Le festival de Babylone, dit-il, “va relancer l’art, la culture et même l’économie irakienne. C’est une vitrine pour la culture et l’art irakiens”. Mais, preuve que la culture est souvent la grande délaissée dans le budget de l’État irakien, le festival est uniquement financé par des fonds privés, comme l’explique son directeur exécutif, Mohammed al-Rubaye.

“Ma liberté”

M. al-Rubaye a par ailleurs dû faire face aux critiques du gouverneur de la province de Babylone, Hassan Mendil, qui a demandé deux jours avant le début du festival l’annulation des concerts prévus “en réponse aux appels d’étudiants en religion”.

Il faut dire que Kerbala et Najaf, deux villes saintes chiites connues et reconnues comme centres d’études religieuses, sont chacune à moins de cinquante kilomètres de Babylone. Mais Mohammed al-Rubaye a tenu bon et les concerts ont eu lieu : “C’est un joyeux festival qui reflète la culture irakienne”, se justifie-t-il. “Bien sûr, certaines peurs existent et nous devons prendre en compte l’opinion des autres. Partout les opinions sont diverses et nous les respectons”, ajoute-t-il.

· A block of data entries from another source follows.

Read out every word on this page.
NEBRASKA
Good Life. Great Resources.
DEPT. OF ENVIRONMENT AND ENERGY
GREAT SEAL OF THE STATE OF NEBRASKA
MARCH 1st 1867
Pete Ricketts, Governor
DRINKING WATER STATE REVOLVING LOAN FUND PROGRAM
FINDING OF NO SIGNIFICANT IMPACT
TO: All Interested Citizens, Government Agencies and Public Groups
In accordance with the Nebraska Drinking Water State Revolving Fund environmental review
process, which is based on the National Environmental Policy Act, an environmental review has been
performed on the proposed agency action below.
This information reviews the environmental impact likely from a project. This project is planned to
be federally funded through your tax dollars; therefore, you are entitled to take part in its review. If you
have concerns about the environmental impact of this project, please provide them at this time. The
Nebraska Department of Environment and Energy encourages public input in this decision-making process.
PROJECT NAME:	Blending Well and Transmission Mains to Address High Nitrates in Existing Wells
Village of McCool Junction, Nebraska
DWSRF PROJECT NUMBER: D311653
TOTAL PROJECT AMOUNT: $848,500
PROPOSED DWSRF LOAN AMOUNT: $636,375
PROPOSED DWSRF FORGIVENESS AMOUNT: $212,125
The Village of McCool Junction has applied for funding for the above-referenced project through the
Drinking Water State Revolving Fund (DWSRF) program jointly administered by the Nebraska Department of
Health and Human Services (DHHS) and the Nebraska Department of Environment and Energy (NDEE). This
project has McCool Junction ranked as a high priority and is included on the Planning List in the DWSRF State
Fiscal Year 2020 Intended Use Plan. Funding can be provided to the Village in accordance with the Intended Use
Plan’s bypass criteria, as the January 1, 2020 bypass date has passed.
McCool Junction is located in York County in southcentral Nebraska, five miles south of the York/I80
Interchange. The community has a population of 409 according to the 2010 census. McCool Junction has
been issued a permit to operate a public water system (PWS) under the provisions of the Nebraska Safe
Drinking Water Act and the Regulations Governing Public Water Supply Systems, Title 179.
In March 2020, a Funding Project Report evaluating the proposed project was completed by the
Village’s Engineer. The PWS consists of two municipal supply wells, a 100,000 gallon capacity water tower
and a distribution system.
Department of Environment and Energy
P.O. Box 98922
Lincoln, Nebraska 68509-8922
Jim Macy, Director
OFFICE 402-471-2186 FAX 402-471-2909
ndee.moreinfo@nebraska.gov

Ali Saleh, un spectateur venu de Diwaniya, à 80 kilomètres au sud de Babylone, renchérit : “Nous n’avons pas peur. Si je veux chanter, c’est ma liberté. Il n’y aura pas de ‘velayat el-faqih’ en Irak”, s’exclame-t-il, en référence à la théorie venue d’Iran qui prône la primauté du religieux sur la politique.

En coulisses, et loin de ces préoccupations, le groupe folklorique serbe et les danseurs de dabkeh (danse de groupe en ligne populaire) jordaniens et palestiniens se préparent à prendre d’assaut la scène du théâtre. Le chef de l’ensemble jordanien, Yasser al-Ardawi, remet son keffieh rouge et blanc en place et lance : “Le retour du festival de Babylone après vingt ans d’absence est très important pour nous. Cela signifie que la sécurité et la stabilité sont revenues en Irak.”